SALAM PAPUA (TIMIKA)- Fenomena astronomi Aphelion
akan kembali menghiasi langit Indonesia dan dunia pada Jumat (5/7/2024) pukul 14.06
WIT. Diketahui, Aphelion adalah peristiwa yang biasa terjadi setiap tahunnya.
Pada tahun 2023, Aphelion terjadi pada tanggal 7 Juli pukul 03.06 WIB.
Lantas, apa itu Aphelion? Apa dampak fenomena ini pada
Indonesia? Selengkapnya, simak penjelasan berikut ini. Peneliti di Pusat
Antariksa Badan Riset dan Inovasi Nasional (BRIN) Johan Muhammad menjelaskan,
Aphelion adalah fenomena ketika Bumi mencapai jarak terjauhnya dari Matahari,
sebagaimana dikutip dari Kompas.com.
“Bumi mengelilingi Matahari dalam orbit berbentuk elips,
dengan Matahari berada di salah satu titik fokusnya, sehingga jarak Bumi
terhadap Matahari berubah terhadap waktu,” jelas Johan, saat dihubungi
Kompas.com, Rabu (3/7/2024).
Sayangnya, Johan menyebutkan, fenomena astronomi tersebut
hanya terjadi sesaat dan sulit dilihat mata telanjang manusia. Hal itu karena
perubahan jarak matahari terhadap bumi yang relatif kecil. Dilansir dari Time
and Date, tahun ini jarak antara Bumi dan Matahari saat Aphelion sekitar 152,1
juta kilometer (km).
Jarak tersebut lebih jauh dari fenomena Perihelion yang
terjadi pada Januari lalu. Ketika terjadi Perihelion, Bumi berjarak sekitar
144,1 juta dari Matahari. Meski dikenal sebagai fenomena astronomi Bulan Juli,
tanggal kapan Bumi mencapai Aphelion tidak selalu tetap. Bahkan, pada 1246,
Aphelion terjadi di Bulan Desember. Hal itu dipengaruhi oleh variasi
eksentrisitas orbit Bumi atau seberapa besar orbit menyimpang dari bentuk
bentuk lingkaran sempurna.
Oleh karena itu, sejak tahun 1276 hingga saat ini, tanggal
terjadinya Aphelion telah bergeser satu hari setiap 58 tahun. Ketua Tim
Prediksi dan Peringatan Dini Cuaca Badan Meteorologi, Klimatologi, dan
Geofisika (BMKG) Ida Pramuwardani menyampaikan, fenomena Aphelion tidak akan
memengaruhi cuaca saat ini, yang tengah memasuki puncak kemarau.

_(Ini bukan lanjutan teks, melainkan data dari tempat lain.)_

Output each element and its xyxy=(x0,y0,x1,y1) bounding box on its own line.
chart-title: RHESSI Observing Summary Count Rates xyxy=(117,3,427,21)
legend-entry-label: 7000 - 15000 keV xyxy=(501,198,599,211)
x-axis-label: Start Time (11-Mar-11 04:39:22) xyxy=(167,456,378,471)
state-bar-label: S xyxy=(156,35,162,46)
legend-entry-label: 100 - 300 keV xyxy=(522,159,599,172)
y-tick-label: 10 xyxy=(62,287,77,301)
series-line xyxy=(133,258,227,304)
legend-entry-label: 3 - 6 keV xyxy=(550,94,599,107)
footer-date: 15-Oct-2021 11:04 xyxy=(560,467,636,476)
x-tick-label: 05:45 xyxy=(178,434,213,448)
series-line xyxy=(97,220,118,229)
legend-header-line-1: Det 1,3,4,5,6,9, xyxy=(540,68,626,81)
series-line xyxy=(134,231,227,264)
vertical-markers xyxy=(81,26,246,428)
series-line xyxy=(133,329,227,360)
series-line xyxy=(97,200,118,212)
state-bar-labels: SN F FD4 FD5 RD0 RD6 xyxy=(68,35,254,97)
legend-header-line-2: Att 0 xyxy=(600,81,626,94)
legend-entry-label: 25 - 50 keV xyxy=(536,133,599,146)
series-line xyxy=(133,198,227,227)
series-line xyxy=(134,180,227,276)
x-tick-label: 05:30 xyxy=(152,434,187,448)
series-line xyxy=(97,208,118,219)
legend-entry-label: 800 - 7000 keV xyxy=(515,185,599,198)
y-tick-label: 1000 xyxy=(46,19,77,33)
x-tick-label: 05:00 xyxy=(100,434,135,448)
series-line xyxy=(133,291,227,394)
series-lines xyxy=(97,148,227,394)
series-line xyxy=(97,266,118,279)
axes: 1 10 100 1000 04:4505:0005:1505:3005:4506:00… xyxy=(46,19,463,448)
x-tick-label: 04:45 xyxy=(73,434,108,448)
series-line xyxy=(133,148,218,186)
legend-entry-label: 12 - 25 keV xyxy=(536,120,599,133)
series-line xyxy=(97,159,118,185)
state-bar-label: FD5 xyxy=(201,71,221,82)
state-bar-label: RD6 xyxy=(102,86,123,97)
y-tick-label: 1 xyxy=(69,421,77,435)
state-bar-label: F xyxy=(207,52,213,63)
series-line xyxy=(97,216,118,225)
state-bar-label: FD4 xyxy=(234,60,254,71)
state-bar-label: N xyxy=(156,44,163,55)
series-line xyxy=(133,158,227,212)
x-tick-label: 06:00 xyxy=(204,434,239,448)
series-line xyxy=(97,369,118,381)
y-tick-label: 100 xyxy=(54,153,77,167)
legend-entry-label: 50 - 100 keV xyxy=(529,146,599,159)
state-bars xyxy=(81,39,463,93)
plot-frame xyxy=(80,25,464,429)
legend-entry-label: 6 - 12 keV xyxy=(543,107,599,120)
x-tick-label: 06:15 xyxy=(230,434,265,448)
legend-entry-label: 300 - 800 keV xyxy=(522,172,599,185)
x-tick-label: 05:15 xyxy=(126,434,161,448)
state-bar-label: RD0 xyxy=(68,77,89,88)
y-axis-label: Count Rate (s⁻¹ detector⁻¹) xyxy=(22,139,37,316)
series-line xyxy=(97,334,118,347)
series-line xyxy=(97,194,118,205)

“Tidak berpengaruh banyak pada fenomena atmosfer atau cuaca
di permukaan bumi,” kata dia ketika dihubungi Kompas.com, Selasa (2/7/2024).
Lebih lanjut, Ida menjelaskan, meskipun sejumlah wilayah di
Indonesia merasakan Bulan Juli ini suhu udara cenderung dingin, ia menyebutkan
bahwa hal itu disebabkan angin dari arah timur tenggara Benua Australia yang
bergerak ke wilayah Indonesia, bukan Aphelion. Pada bulan Juli, Australia
sedang berada dalam musim dingin.
Pola tekanan udara yang relatif tinggi di sana mengakibatkan
pergerakan massa udara menuju Indonesia. Angin tersebut bertiup melewati
perairan Samudera Indonesia yang memiliki suhu permukaan laut yang relatif
lebih dingin. Selain itu, hujan dan berkurangnya awan juga menjadi faktor
terhadap suhu dingin ketika malam hari.
“Langit yang cenderung bersih karena awan akan menyebabkan
panas radiasi balik gelombang panjang ini langsung dilepas ke atmosfer luar.
Itu alasan udara dekat permukaan terasa lebih dingin,” ungkap dia. Ida
menambahkan, angin dari arah timur tersebut juga mengakibatkan sejumlah tempat
dataran tinggi atau wilayah pegunungan berpotensi mengalami embun es, yang
sebagian orang kira sebagai salju. Hal itu juga tidak terkait dengan Aphelion.